PELANGI DAN SENJA By ANDRI ASTONO, S.Pd


PELANGI DAN SENJA 
By ANDRI ASTONO, S.Pd



           
Saat sendiri terkadang rasa bosan itu muncul, mengusik, hingga merusak waktu tidurku. Semua jadi membosankan seperti saat kamu mendengar cerita lucu, yang sebetulnya tidak lucu. Yang bahkan tidak mampu membuatmu tertawa. Saat teman-temanmu mengisahkan cerita bahagia mereka, dan kamu hanya bisa mendengar saja sambil bergumam “aku, kapan bisa bahagianya?”.
            “Kisah cinta yang tak pernah berakhir bahagia” mungkin itu judul yang pas untuk sebuah buku harian. Judul yang sangat menyakitkan. Namun waktulah yang mengajarku banyak hal. Matahari yang terbit setiap pagi, yang tampaknya tidak pernah bosan menyapaku. Senja yang datang dan menghilang digantikan malam pekat yang sepi. Bulan dan bintang yang selalu menemaniku bercerita, bercerita apa saja yang aku mau. Mereka tampaknya setia, walau saat mendung datang mereka tak mau menemaniku.
            Di bawah tiang bendera itu, adalah tempat yang nyaman. Tempat yang sangat nyaman. Jika kamu bertanya kepadanya, tentu dia tahu semua hal tentangku. Tapi aku yakin dia tidak akan mengatakan semuanya padamu, karena dia sudah berjanji padaku untuk menjaga rahasia ini.
            Meninggalkan dan ditinggalkan. Mana yang akan kamu pilih?. Kalau boleh jujur, aku lebih memilih ditinggalkan daripada meninggalkan. Tapi apa kamu yakin bisa memilih salah satunya?. Jika kamu tak pernah berada dalam lingkaran itu, kamu tidak akan bisa menjawab dengan tepat. Sebab meninggalkan ataupun ditinggalkan sama-sama menorehkan sebuah luka.
            Semua orang mengharapkan hidupnya bahagia. Tapi sayangnya “bahagia” itu seperti seekor ayam hutan yang sangat liar. Kamu harus jatuh bangun untuk mengejarnya. Mungkin saja kamu akan berhasil menangkapnya, dan kamu akan bahagia. Tapi bisa jadi kamu hanya akan mendapatkan luka yang menyakitkan dan kamu tak berhasil menangkapnya. Bahkan yang paling menyedihkan bahagia itu justru ditangkap oleh orang lain, dan kamu hanya gigit jari sambil membasuh luka.

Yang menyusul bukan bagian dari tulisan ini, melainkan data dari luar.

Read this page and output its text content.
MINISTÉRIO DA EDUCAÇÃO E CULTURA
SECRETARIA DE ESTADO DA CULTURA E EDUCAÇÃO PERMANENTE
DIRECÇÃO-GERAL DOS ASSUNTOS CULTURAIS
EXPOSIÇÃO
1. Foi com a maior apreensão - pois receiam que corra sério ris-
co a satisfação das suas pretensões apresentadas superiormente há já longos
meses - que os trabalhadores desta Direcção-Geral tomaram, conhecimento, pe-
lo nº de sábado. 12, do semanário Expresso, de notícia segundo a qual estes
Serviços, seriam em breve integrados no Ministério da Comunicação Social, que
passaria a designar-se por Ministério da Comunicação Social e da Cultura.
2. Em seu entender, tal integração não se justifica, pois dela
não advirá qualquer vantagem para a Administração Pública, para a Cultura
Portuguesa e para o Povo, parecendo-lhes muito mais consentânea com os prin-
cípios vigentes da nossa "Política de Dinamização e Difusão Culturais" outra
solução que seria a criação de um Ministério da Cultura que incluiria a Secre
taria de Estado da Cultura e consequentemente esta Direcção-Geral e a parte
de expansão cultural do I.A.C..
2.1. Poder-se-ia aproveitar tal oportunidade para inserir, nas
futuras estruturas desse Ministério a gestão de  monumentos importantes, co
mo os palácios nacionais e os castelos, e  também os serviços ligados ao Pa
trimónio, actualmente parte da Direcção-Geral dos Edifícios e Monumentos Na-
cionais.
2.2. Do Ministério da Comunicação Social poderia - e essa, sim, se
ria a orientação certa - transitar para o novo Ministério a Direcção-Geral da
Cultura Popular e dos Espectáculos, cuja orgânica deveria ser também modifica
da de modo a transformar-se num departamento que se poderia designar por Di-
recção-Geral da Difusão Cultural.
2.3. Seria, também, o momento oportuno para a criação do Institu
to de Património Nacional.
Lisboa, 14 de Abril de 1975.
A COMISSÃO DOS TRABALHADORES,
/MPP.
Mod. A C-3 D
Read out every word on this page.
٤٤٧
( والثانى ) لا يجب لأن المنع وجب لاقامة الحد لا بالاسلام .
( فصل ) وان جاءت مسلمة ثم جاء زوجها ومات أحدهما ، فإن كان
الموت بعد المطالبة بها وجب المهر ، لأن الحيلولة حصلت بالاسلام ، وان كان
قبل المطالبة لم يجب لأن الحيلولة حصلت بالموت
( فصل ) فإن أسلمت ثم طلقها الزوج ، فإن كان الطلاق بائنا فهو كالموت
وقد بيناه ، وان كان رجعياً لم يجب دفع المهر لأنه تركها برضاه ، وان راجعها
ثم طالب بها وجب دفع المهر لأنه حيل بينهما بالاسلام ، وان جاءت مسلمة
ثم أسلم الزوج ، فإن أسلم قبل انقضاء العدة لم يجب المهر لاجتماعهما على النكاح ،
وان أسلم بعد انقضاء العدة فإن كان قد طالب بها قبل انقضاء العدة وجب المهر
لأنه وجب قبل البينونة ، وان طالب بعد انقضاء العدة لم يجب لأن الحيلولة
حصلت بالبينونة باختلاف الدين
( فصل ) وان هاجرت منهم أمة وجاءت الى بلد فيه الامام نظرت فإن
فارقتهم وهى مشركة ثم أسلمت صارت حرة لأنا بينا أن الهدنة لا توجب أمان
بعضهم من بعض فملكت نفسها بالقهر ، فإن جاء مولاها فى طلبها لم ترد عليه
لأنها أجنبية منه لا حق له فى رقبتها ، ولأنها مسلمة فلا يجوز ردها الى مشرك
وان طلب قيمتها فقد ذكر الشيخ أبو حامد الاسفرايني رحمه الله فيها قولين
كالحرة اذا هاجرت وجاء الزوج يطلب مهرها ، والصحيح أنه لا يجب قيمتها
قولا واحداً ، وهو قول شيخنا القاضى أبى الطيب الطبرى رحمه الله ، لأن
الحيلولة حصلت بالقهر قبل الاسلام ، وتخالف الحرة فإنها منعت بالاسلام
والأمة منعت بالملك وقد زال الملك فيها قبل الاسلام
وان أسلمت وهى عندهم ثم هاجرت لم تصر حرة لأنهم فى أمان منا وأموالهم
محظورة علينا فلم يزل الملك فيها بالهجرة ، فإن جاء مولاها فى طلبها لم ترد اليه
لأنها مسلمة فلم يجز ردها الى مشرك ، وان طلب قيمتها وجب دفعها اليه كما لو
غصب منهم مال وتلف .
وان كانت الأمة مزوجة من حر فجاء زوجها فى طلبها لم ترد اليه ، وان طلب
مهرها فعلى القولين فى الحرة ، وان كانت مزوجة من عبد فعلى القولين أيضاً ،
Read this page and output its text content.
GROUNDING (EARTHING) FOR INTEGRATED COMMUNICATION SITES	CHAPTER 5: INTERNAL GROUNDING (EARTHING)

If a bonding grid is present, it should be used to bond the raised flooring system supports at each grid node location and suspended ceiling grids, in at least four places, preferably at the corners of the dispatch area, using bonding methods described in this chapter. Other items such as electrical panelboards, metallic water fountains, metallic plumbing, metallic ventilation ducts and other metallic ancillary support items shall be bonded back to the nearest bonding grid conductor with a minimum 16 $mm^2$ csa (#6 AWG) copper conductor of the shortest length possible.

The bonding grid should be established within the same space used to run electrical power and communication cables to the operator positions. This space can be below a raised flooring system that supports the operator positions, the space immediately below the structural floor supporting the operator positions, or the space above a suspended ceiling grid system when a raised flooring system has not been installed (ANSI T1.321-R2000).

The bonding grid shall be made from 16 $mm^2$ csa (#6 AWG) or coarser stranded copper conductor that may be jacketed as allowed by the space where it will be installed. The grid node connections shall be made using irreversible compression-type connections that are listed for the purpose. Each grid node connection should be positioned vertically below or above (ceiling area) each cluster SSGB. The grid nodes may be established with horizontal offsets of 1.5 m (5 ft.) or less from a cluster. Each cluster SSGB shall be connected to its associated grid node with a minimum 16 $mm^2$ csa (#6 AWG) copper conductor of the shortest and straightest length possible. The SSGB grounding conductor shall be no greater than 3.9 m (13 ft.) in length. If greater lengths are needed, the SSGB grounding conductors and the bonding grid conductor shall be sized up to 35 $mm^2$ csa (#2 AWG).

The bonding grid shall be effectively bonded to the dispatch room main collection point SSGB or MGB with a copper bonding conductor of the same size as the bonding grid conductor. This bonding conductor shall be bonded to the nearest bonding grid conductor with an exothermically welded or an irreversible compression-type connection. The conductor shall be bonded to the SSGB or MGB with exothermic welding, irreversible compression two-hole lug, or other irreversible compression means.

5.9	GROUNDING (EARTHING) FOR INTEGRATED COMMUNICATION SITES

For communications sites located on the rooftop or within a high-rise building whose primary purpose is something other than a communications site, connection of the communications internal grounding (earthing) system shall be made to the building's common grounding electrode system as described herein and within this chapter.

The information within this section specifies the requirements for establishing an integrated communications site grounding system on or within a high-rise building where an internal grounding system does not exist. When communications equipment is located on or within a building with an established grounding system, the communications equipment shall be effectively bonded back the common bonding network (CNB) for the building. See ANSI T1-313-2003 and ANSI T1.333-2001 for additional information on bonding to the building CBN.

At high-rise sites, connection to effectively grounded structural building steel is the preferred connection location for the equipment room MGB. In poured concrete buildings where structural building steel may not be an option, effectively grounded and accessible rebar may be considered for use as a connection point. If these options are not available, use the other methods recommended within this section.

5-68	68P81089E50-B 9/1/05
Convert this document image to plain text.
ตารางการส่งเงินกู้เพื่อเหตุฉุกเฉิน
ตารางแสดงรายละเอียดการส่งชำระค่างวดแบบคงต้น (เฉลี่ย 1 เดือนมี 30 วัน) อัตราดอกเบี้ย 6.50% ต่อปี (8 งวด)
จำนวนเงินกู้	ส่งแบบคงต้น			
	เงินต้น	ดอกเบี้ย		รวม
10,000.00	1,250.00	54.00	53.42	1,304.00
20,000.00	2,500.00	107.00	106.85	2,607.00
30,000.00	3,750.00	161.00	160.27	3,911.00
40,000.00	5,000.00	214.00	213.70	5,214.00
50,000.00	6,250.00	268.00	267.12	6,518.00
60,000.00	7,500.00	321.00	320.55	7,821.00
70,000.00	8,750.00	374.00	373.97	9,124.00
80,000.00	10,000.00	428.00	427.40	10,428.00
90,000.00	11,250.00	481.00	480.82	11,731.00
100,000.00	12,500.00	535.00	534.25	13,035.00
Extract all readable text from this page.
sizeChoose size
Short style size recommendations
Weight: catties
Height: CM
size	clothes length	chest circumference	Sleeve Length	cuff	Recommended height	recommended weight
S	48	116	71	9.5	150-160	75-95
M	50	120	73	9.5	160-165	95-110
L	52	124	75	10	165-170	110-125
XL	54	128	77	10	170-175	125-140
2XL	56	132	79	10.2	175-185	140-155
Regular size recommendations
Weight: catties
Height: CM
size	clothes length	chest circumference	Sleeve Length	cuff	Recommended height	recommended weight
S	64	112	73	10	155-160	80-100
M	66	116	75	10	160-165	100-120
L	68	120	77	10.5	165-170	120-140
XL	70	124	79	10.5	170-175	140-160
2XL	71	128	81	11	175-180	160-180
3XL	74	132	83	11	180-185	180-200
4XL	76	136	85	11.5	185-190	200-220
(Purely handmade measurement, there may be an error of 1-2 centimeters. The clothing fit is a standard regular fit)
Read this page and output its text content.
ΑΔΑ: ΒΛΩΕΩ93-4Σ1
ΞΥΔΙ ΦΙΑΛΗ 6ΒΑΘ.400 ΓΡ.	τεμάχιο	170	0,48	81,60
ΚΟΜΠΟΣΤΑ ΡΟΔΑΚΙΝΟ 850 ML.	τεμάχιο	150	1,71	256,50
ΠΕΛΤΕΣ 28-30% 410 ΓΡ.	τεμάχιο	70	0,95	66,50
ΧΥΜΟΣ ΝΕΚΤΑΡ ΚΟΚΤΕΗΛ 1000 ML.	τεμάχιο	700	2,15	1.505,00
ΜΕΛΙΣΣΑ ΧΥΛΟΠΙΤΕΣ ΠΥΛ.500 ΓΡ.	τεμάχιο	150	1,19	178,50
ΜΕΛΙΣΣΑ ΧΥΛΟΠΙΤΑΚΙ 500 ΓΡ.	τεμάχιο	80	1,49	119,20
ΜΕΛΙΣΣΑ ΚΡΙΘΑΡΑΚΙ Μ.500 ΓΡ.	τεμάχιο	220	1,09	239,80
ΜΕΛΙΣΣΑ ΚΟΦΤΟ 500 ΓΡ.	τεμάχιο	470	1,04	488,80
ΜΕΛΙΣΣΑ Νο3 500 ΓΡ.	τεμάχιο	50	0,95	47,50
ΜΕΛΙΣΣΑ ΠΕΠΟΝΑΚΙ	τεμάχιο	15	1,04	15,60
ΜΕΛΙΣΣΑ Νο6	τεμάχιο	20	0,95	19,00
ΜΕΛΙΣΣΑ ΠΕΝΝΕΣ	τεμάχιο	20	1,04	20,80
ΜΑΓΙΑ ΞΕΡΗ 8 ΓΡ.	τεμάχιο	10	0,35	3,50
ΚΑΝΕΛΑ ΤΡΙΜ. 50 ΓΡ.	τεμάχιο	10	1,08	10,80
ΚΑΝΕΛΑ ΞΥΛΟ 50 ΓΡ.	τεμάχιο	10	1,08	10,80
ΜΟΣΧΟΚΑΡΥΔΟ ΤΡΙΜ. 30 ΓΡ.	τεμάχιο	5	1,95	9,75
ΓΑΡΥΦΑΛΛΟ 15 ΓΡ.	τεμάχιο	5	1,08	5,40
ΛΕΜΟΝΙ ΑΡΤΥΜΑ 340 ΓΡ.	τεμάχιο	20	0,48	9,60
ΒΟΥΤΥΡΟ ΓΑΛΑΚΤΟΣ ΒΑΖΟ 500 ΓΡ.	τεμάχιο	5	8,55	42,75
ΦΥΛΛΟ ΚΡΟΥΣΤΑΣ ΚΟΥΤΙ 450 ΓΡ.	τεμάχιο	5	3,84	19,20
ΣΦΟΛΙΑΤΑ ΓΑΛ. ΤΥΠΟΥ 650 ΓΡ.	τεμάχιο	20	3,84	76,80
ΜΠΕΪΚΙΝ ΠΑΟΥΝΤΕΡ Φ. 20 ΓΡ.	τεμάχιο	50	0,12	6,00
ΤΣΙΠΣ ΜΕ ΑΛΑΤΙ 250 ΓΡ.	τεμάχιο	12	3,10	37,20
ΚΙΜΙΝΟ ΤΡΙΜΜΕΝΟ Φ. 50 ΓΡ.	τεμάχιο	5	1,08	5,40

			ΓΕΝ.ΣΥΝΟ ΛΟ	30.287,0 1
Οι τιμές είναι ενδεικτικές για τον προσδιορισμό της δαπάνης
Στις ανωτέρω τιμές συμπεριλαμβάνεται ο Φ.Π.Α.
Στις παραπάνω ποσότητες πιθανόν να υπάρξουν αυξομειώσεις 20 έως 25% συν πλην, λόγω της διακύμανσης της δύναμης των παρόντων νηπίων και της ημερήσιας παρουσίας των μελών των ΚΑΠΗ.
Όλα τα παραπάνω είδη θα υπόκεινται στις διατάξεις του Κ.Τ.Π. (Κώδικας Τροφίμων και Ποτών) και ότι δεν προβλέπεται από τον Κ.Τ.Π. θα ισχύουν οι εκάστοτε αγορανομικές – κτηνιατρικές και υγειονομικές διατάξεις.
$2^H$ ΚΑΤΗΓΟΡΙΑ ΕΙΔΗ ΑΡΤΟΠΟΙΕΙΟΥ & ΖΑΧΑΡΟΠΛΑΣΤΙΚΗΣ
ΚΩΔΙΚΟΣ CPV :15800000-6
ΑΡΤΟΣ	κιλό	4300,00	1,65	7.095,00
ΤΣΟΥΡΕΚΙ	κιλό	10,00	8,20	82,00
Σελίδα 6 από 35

            Perjalanan panjang dari masa ke masa mengajarku banyak hal. Bahagianya mencintai, sedihnya tak dicintai. Beratnya meninggalkan, dan sakitnya ditinggalkan. Masing-masing punya referensi tersendiri, punya pendapat sendiri hingga menghasilkan keputusan yang menurut kita itu tepat, walau tanpa disadari itu justru sangat menyakitkan untuk orang lain.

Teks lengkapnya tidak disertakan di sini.